China will have a budget deficit of8.017 billion yuan in calendar 1987 compared with a 7.08
billion deficit in 1986, Finance Minister Wang Bingqian said.
    He told the National People's Congress, the State Council
has decided to cut nearly all 1987 budgetary expenditures by 10
pct from the 1986 level. He said expenditures for the past two
years have been inflated.
    Investment by localities in capital construction in 1987
must fall by 50 pct from the 1986 level and state firms must
cut their losses by 30 pct, he said.
    China will use 14.6 billion yuan in foreign loans in 1987,
up from 7.87 billion in 1986, Wang said.
    It must cut back on investment in capital construction,
especially construction outside the state plan, he said. Funds
must go into energy, transport, telecommunications, raw and
semi-finished materials and not into non-production sectors.
    "In view of the country's financial difficulties this year,
it has been decided that seven billion yuan of the budgetary
allocation for capital construction will be raised by the
People's Bank through loans and the issuing of bonds," he said.
    Wang said all localities and departments must strictly
confine their 1987 capital investment to the amount set out in
the state budget, a 50 pct reduction from 1986 levels.
    He said that because of financial difficulties, the state
cannot increase spending on culture, education, science and
public health in 1987 at the same rate as over the past few
years. Expenditure in those sectors will rise by two pct.
    The only allocations not to be affected by the general 10
pct cutback are subsidies for price rises, repayment of
principal and interest on domestic and foreign loans, funds for
the disabled and spending for other social relief.
    Wang said state firms must cut their total losses by 30 pct
from the 1986 level, overhead expenses by 10 pct and raw
material consumption by two pct. Commercial firms must cut
their deficits by 20 pct and running costs by two pct.
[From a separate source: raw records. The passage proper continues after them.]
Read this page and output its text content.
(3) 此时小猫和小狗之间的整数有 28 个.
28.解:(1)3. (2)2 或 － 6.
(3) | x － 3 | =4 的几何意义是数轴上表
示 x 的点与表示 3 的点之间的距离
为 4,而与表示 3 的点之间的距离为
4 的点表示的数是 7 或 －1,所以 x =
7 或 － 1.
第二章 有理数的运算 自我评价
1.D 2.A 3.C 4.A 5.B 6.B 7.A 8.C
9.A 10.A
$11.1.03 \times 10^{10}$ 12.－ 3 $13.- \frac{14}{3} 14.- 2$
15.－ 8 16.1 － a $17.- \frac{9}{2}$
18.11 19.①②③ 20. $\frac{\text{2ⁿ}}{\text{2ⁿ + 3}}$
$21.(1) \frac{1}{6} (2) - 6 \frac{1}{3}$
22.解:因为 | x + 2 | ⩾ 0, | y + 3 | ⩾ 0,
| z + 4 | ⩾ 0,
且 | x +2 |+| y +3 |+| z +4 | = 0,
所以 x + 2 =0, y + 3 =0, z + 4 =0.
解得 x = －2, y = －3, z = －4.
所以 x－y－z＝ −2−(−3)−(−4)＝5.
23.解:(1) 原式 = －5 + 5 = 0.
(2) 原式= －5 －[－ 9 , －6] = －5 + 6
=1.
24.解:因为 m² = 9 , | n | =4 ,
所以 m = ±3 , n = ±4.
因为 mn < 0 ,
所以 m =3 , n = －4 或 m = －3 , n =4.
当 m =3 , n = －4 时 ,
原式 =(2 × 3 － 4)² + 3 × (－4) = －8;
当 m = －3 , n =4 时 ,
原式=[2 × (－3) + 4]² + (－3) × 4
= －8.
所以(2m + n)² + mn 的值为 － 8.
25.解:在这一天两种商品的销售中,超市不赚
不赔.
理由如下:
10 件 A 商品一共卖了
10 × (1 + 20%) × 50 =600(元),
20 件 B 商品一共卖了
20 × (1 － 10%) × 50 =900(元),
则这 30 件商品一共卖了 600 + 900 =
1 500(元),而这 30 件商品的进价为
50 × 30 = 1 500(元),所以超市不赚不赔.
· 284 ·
    He said violations of financial and economic discipline are
common, including tax evasion, false accounting, embezzlement,
theft, extravagance and accepting and offering bribes. Such
practices "have reached very serious proportions in some areas,
departments and units" and must be dealt with seriously, he
said.
    Wang said 11.4 billion yuan worth of foreign loans have
been arranged according to the 1986-90 plan, with 3.2 billion
going to pay for foreign equipment in the Baoshan steel plant
near Shanghai.
    He said China is running no risk in using more foreign
loans, provided it prepares careful feasibility studies,
borrows only what it can repay and uses the loans only to
develop production in priority sectors.
    Wang said China plans to levy new taxes on the use of
arable land for non-farm purposes starting this year. Half the
revenue generated will go to the state and half to localities
to be used in the development of agriculture.
    The only new spending is 11 billion yuan to be used to
cover tax reductions and increased subsidies for big and
medium-size state firms and textile and other light industries.
The money will also pay for increases in the state purchasing
prices of some grain, cotton and oil-yielding crops, he said.